Her husband’s death, caused by kidney failure, left her widowed with five children at 29 years of age.
Loneliness and a desire to challenge herself, Ms Robsinson attended her first creative writing class at Morwell Neigbourhood House in 1986 once all of her children had started school.
“I was isolated and lonely, I didn’t know many people in Morwell, when I first moved here I didn’t have anybody,” Ms Robinson said.
“I didn’t know what to do with myself, going to the house was the best thing I ever did.
“The concept of a neighbourhood house is brilliant; there are a lot of people like me who don’t have a support network and this is usually the first stop for assistance.”
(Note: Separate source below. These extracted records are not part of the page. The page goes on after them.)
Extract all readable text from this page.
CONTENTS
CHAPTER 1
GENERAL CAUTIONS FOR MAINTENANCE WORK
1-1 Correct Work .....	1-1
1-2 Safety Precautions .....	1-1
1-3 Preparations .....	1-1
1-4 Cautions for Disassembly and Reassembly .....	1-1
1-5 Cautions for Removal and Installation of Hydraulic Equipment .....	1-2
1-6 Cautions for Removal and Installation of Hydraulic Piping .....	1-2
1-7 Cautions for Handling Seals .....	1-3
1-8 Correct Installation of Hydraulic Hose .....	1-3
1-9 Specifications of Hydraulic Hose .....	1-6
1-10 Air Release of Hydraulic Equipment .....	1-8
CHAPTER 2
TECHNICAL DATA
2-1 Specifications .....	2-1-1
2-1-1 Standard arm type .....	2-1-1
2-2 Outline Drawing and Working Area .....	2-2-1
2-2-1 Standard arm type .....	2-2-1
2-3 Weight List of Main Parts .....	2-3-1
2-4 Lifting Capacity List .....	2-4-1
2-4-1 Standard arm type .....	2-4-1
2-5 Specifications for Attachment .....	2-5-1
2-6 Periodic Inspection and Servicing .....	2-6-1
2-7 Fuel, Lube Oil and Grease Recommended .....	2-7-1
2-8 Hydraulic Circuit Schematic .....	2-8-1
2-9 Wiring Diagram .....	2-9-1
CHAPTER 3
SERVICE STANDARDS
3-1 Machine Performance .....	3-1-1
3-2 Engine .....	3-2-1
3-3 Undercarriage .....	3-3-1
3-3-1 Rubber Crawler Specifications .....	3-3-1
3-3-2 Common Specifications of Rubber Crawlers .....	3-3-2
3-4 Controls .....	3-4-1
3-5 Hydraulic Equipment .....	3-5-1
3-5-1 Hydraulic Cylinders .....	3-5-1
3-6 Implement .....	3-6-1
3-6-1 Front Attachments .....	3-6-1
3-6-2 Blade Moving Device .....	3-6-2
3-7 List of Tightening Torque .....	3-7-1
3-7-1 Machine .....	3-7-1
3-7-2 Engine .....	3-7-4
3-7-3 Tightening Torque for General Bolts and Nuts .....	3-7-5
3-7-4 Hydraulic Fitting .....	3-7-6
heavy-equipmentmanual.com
After several years participating in writing classes at the house, an “inspirational” tutor encouraged Ms Robinson to strive to “do something with your life”, which, after initial hesitation, led her to apply for distance education in a Diploma of Welfare, at Monash University Gippsland. In 1992, Ms Robinson became coordinator of the house and said she witnessed the community change through trying times.
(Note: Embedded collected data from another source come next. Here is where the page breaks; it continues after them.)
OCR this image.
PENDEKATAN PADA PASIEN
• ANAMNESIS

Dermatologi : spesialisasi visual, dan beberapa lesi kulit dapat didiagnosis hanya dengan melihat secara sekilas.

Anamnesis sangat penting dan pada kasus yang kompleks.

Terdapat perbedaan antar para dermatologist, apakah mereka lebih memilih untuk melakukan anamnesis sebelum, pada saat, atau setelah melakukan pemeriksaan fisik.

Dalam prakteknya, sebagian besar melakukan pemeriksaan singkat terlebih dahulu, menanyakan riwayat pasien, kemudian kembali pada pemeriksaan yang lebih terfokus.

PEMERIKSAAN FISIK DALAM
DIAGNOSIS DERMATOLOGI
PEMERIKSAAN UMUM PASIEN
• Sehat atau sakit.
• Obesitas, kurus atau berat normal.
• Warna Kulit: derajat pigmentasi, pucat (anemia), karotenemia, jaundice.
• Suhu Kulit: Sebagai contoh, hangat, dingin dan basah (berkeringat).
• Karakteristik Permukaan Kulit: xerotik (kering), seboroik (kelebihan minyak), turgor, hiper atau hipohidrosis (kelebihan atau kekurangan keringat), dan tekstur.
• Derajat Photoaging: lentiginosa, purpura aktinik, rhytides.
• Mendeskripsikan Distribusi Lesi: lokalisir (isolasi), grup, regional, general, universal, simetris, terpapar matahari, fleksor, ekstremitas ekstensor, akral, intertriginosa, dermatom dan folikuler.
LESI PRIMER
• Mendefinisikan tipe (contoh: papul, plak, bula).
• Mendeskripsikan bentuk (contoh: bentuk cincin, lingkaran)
It was the situations out of Ms Robinson’s control which were her biggest challenges, including change of government and insecure funding commitments, which threatened the stability of the house, during her years as coordinator.
However, it was the determination of students and close family environment which cemented Ms Robinson’s long career at the house.
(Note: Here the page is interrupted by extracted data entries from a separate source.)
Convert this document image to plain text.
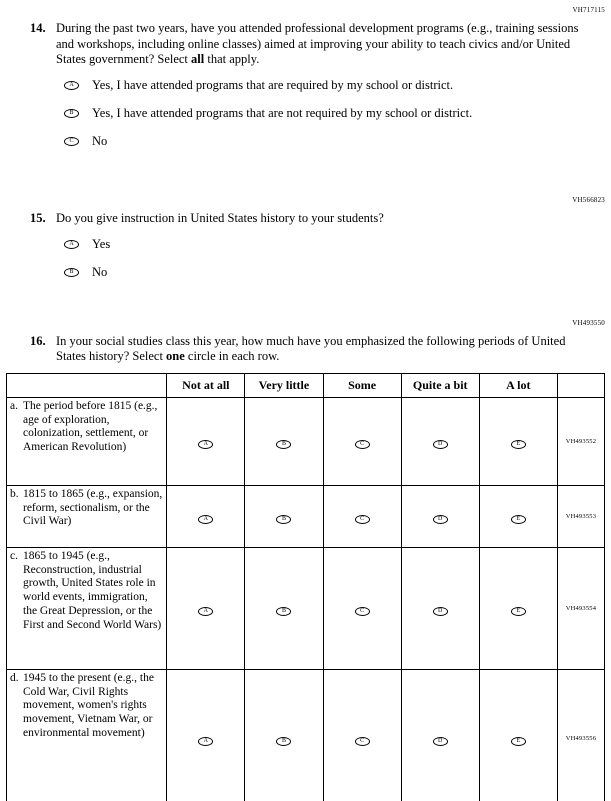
VH717115
14. During the past two years, have you attended professional development programs (e.g., training sessions and workshops, including online classes) aimed at improving your ability to teach civics and/or United States government? Select all that apply.
A Yes, I have attended programs that are required by my school or district.
B Yes, I have attended programs that are not required by my school or district.
C No
VH566823
15. Do you give instruction in United States history to your students?
A Yes
B No
VH493550
16. In your social studies class this year, how much have you emphasized the following periods of United States history? Select one circle in each row.
	Not at all	Very little	Some	Quite a bit	A lot	

a. The period before 1815 (e.g., age of exploration, colonization, settlement, or American Revolution)	A	B	C	D	E	VH493552

b. 1815 to 1865 (e.g., expansion, reform, sectionalism, or the Civil War)	A	B	C	D	E	VH493553

c. 1865 to 1945 (e.g., Reconstruction, industrial growth, United States role in world events, immigration, the Great Depression, or the First and Second World Wars)	A	B	C	D	E	VH493554

d. 1945 to the present (e.g., the Cold War, Civil Rights movement, women's rights movement, Vietnam War, or environmental movement)	A	B	C	D	E	VH493556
“We are still growing, we are still needed but there are a lot of success stories from this neighbourhood house,” she said.
“We start at the grassroots level, giving people confidence and the will to do something else.
“People think you can’t change your life, we show them how to and prove it everyday.”
One of her fondest memories during her time at the house was during the Bracks Government Neighbourhood Renewal Projects which began in 2002.
Ms Robinson said it was during the planning and development of the renewal project at the new Beattie Crescent location that the community-spirit at the centre proved a great success.
“People started taking pride in the area, once we started this project, everyone started forming groups and talking to each other as a community,” she said.
In 2005, the new centre opened, which Ms Robinson said caused “the whole area to change for the good”.
“You still have your transients and empty blocks, but the people themselves are more friendly and they talk to their neighbours,” she said.
“But it is that community spirit, that everyone wants to pitch in and help make a difference and we actually do.” With five children, 14 grandchildren and seven great-grandchildren, Ms Robinson said she now needed time for her family.
From today, newly appointed coordinator Tracie Lund will take over the legacy, and she has already had new enrolments, including Ms Robinson in three art classes.